Most cinephiles have heard that old Gene Siskel chestnut about a movie needing to be more interesting than a dinner table conversation between its stars. I would like to add the following qualifier to that adage: any Tom Cruise movie should be more interesting than a behind-the-scenes interview on Cruise performing some of the film’s biggest stunts. Cruise’s attention to detail for action sequences is legendary, and while I may not have enjoyed The Mummy, I’ve honestly had a blast watching Cruise talk about the filmmaking process in every video that Universal Pictures has released.

And today we seem to have hit the motherload of Tom Cruise features, with Universal releasing an 11:10 video  —  in 4k no less!  —  with oodles of behind-the-scenes footage and interviews of how The Mummy crew pulled off that Zero-g sequence.

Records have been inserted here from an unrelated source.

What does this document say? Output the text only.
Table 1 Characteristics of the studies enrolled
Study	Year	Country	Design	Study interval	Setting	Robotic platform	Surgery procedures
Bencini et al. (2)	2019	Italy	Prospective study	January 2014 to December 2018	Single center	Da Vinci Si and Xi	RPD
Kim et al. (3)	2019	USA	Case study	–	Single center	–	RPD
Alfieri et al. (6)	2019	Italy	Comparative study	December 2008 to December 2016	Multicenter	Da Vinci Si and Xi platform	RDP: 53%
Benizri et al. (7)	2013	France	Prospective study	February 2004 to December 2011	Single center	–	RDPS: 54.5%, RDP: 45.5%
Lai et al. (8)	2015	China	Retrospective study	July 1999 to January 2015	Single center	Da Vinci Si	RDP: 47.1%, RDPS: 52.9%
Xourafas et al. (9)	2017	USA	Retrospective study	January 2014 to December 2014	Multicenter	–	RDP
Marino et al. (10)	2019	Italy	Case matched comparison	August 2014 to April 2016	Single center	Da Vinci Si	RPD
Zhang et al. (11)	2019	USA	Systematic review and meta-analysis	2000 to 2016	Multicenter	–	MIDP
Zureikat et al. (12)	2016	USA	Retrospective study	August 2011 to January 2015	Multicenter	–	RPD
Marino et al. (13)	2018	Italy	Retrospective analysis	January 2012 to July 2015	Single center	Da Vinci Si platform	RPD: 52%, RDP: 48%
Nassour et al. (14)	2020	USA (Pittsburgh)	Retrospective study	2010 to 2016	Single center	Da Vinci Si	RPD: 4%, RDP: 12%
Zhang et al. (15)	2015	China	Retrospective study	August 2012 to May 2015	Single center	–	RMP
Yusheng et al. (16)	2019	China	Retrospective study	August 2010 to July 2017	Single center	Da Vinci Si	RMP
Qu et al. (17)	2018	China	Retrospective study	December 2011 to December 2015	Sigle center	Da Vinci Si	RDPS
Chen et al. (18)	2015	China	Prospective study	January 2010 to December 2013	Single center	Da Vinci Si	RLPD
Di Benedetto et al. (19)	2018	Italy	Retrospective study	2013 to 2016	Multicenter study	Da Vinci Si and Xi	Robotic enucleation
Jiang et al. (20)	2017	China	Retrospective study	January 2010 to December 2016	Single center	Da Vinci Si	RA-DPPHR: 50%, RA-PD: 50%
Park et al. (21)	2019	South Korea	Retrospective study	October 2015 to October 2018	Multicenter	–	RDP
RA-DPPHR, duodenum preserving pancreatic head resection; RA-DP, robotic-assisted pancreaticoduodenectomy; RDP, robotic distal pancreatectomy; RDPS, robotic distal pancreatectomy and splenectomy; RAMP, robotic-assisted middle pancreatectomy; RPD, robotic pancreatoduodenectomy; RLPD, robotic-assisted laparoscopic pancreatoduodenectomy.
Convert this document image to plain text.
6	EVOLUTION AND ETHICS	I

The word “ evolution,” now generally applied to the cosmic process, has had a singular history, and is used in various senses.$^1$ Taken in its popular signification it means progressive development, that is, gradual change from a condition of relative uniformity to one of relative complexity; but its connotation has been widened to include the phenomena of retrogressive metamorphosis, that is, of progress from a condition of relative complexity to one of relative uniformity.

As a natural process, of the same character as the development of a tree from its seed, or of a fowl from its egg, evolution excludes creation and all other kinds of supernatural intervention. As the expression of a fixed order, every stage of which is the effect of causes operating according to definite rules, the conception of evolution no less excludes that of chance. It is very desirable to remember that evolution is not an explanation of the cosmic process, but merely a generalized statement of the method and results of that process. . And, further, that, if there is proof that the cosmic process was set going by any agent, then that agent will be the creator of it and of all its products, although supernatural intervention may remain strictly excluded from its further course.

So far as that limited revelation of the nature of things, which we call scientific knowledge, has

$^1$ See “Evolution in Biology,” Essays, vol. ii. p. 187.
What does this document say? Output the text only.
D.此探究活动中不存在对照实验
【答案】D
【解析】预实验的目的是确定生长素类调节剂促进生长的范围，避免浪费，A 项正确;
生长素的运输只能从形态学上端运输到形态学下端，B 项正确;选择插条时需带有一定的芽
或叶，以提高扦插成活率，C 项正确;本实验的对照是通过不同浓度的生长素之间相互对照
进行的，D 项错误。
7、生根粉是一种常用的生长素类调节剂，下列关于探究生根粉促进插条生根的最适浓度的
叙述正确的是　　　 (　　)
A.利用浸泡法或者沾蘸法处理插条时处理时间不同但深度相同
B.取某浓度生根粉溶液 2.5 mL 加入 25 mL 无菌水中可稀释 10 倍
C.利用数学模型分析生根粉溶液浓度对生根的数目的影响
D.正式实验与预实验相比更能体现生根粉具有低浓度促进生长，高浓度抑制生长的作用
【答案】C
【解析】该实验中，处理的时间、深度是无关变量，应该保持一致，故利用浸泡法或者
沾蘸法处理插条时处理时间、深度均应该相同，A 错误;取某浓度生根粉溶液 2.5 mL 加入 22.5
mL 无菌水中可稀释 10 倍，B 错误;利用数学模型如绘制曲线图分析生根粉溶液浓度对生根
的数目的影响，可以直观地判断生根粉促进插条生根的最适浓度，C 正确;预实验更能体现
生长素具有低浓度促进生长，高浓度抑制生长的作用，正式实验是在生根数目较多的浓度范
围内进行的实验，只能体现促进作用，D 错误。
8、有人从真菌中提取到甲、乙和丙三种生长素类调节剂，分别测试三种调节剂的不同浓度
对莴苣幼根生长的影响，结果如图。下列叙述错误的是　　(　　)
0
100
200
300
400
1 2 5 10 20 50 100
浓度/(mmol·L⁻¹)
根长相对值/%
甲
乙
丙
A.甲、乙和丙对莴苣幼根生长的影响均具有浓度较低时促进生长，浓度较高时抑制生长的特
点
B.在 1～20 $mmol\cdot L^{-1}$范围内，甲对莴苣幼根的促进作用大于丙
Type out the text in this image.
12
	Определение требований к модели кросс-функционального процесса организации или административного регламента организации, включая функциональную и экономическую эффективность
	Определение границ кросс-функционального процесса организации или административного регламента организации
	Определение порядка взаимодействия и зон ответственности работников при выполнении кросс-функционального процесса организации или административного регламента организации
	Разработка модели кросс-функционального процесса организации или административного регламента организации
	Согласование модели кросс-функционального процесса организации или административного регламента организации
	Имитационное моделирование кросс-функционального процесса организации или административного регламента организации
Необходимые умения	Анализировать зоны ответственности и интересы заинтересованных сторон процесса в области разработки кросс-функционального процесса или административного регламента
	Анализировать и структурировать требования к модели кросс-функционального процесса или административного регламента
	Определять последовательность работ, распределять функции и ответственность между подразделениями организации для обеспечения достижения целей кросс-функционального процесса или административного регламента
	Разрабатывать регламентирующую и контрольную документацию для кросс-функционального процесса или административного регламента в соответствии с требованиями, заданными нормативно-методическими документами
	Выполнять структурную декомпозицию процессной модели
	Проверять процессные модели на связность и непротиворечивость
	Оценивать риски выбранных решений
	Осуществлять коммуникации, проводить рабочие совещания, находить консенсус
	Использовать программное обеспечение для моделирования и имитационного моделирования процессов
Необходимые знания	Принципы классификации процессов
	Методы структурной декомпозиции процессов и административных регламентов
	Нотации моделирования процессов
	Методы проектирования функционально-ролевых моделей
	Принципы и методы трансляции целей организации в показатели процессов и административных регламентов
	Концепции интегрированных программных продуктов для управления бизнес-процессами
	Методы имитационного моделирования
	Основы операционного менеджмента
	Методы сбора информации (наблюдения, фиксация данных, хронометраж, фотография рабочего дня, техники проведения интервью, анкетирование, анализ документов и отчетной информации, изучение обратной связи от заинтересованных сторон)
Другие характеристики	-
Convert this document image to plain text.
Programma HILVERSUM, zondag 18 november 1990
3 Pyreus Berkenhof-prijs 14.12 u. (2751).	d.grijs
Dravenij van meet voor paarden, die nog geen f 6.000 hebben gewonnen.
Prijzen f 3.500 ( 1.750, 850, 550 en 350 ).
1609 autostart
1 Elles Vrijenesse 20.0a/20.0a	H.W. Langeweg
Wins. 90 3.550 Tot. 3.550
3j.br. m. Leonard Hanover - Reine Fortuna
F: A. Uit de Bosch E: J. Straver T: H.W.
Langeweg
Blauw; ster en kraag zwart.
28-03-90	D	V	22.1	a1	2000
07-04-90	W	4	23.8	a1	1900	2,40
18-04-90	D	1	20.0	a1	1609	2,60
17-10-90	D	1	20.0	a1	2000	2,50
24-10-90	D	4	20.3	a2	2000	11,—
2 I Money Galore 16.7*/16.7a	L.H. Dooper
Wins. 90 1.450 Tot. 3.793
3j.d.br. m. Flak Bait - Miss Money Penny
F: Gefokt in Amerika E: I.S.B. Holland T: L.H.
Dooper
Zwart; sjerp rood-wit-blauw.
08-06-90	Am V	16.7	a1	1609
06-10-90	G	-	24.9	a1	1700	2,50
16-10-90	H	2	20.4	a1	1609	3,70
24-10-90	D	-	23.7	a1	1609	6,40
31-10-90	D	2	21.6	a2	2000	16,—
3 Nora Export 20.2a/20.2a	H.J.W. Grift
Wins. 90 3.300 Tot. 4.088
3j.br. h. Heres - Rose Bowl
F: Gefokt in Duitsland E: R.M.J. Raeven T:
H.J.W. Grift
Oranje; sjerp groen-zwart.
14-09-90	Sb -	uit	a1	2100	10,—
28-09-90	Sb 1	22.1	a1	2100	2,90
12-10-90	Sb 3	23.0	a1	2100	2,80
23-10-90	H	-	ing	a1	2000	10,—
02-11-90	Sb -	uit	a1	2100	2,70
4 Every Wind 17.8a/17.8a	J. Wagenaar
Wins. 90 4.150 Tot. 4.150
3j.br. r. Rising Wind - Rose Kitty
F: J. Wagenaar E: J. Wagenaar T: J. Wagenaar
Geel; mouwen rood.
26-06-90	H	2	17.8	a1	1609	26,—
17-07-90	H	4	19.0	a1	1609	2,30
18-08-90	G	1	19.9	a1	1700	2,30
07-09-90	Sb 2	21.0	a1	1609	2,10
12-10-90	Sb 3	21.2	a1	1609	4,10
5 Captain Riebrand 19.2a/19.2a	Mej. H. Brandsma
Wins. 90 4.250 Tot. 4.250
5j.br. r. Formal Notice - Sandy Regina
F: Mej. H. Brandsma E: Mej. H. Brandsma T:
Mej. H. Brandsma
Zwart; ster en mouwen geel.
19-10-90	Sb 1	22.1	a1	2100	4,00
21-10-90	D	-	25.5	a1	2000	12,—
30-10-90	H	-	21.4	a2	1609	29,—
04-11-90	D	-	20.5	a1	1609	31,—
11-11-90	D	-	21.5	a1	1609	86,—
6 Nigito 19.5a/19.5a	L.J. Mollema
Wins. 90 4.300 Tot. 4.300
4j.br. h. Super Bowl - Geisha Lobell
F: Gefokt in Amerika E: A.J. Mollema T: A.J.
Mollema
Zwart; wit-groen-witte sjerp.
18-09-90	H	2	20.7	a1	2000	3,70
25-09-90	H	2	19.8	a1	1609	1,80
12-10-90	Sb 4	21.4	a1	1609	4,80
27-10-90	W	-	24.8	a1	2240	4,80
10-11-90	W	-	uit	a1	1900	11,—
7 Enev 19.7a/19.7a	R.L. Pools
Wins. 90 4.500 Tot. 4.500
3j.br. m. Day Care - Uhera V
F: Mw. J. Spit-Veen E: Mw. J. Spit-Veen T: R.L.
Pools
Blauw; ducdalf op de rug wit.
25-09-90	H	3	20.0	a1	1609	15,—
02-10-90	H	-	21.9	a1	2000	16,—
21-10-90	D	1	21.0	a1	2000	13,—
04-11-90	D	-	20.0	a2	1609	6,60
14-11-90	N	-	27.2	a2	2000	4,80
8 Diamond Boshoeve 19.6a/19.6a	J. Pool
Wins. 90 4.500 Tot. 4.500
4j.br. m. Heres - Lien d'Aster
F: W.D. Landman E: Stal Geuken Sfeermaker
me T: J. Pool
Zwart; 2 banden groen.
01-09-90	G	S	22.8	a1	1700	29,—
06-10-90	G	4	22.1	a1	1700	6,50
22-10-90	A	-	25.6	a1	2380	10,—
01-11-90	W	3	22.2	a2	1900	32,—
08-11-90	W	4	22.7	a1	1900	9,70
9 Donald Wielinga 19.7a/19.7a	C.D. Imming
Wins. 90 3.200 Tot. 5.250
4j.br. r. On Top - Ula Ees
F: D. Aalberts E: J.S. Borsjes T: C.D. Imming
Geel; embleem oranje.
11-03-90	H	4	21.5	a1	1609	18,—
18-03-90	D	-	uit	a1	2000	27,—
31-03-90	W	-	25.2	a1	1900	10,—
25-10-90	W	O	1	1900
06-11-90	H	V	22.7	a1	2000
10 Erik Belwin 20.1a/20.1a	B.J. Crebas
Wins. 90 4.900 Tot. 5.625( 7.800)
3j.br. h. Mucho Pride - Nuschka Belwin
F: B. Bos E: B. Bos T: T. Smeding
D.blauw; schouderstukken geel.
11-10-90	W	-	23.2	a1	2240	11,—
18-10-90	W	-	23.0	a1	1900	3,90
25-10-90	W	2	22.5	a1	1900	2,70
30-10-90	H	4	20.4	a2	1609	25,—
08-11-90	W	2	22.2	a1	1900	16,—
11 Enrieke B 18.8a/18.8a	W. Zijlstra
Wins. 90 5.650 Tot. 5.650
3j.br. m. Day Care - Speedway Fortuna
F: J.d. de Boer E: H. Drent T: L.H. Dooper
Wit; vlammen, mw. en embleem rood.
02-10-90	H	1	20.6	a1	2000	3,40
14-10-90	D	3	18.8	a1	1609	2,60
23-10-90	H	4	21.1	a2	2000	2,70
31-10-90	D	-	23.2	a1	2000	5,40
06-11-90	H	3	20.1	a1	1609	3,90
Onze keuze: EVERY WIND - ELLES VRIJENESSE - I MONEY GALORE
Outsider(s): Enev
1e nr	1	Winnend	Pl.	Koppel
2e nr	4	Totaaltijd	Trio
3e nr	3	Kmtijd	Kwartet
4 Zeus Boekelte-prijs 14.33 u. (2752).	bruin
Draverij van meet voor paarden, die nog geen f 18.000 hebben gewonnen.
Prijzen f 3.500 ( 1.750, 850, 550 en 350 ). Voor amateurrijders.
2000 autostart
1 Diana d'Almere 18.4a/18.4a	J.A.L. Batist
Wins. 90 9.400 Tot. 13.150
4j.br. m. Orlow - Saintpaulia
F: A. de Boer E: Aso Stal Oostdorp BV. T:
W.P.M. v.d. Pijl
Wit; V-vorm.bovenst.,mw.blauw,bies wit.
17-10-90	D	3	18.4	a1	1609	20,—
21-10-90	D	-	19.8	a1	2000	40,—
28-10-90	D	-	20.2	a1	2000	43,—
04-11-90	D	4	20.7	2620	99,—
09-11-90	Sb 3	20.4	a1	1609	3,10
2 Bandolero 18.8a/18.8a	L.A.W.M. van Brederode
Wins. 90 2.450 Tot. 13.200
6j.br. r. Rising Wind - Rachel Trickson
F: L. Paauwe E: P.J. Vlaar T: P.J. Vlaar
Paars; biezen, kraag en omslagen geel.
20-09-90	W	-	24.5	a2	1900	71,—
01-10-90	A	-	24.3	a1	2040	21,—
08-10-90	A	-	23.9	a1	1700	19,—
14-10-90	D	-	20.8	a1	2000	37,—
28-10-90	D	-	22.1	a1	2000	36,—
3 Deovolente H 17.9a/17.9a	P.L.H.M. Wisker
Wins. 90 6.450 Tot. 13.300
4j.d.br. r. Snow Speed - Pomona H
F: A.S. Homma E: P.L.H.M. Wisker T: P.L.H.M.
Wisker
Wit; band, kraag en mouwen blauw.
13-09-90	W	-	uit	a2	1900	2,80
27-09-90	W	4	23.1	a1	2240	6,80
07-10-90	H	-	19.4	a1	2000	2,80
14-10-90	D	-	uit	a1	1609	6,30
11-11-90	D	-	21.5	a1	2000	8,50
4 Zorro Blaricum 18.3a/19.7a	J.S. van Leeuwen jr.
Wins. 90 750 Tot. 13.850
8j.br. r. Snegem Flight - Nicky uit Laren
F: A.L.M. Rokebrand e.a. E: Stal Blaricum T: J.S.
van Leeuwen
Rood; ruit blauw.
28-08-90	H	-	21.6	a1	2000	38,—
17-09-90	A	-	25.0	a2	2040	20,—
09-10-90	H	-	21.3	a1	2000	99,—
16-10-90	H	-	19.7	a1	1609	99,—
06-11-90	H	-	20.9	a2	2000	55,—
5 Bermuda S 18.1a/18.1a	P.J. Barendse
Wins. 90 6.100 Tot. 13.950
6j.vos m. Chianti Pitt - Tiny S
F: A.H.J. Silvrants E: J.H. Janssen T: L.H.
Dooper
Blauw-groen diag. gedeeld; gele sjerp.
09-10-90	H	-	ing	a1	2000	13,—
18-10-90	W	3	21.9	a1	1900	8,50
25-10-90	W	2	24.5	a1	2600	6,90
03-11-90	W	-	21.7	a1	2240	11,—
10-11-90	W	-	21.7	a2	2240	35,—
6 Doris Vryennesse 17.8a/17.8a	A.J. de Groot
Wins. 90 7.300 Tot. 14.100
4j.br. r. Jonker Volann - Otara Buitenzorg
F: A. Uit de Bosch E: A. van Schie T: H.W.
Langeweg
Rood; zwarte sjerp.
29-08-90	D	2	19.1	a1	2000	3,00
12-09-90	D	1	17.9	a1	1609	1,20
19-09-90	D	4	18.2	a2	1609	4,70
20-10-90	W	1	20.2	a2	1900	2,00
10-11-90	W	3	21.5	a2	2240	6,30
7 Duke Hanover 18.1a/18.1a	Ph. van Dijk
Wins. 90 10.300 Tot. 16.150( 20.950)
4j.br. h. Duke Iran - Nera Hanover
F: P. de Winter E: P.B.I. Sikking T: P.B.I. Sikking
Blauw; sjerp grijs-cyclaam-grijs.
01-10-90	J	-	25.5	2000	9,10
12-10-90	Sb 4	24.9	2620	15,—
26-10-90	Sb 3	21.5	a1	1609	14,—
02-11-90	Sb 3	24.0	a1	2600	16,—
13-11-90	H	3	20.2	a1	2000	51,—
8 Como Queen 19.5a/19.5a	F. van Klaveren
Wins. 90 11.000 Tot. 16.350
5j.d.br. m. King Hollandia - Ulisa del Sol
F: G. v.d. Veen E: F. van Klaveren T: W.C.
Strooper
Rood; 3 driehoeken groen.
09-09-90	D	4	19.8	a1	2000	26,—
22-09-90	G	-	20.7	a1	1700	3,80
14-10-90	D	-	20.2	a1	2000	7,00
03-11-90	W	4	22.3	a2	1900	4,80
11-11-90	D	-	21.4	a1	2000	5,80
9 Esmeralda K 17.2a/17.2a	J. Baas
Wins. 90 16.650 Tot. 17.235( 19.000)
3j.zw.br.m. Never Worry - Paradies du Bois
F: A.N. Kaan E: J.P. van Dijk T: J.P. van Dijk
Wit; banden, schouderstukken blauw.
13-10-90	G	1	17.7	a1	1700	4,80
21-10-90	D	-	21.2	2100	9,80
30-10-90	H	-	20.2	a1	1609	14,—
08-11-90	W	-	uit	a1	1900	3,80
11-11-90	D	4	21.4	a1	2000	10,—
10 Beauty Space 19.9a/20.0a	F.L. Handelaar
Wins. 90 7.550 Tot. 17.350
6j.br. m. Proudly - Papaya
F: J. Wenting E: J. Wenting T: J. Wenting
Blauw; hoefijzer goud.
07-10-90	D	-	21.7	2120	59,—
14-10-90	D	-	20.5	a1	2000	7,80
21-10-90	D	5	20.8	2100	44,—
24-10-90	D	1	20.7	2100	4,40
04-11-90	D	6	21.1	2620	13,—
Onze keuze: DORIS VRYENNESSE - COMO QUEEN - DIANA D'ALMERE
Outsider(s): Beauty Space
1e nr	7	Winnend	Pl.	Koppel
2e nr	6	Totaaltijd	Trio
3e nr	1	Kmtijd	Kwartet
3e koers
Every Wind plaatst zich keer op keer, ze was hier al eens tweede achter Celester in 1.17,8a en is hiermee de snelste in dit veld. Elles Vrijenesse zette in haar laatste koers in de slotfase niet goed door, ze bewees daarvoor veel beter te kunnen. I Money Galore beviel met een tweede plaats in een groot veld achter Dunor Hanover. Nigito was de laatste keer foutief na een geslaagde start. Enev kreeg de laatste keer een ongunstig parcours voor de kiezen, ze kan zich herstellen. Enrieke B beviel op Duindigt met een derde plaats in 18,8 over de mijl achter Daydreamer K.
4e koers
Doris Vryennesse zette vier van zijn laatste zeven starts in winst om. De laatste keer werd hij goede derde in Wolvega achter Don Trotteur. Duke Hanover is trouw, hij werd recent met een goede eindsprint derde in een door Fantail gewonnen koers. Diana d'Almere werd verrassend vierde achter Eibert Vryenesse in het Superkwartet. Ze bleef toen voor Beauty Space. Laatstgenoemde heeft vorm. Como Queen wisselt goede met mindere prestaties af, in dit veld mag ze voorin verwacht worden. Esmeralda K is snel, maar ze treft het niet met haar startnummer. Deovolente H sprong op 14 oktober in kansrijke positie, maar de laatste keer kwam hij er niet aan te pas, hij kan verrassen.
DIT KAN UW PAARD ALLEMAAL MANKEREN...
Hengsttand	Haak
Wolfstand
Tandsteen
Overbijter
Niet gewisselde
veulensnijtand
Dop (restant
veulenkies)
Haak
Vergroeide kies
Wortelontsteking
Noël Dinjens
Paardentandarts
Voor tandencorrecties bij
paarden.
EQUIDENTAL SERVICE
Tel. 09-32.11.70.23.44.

To make things even better, Universal has formatted the footage for 360 degrees of interactivity, allowing audiences to scan the plane and watch Cruise and his costars tumble around to their heart’s delight. This isn’t your father’s DVD extra; this is practically an interactive documentary about blockbuster filmmaking, and you’re present to enjoy every Tom Cruise and Annabelle Wallis giggle as they revel in their new work environment.

In the feature, Cruise outlines some of the logistics of the Zero-g shoot. According to actor, they planned to shoot 64 cycles at 22 seconds each, meaning that the cast and crew would be subjected to an environment without gravity a total of 64 times and have 22 seconds per sequence to get the perfect shot. And this is where Cruise’s movie fails my amended Siskel test: this feature is way more fun than The Mummy itself, and does a great job of showing the effort that goes into making even the most mediocre of films. I may have nothing good to say about The Mummy as a whole, but when it comes to this sequence? Well, this is pretty hard not to enjoy.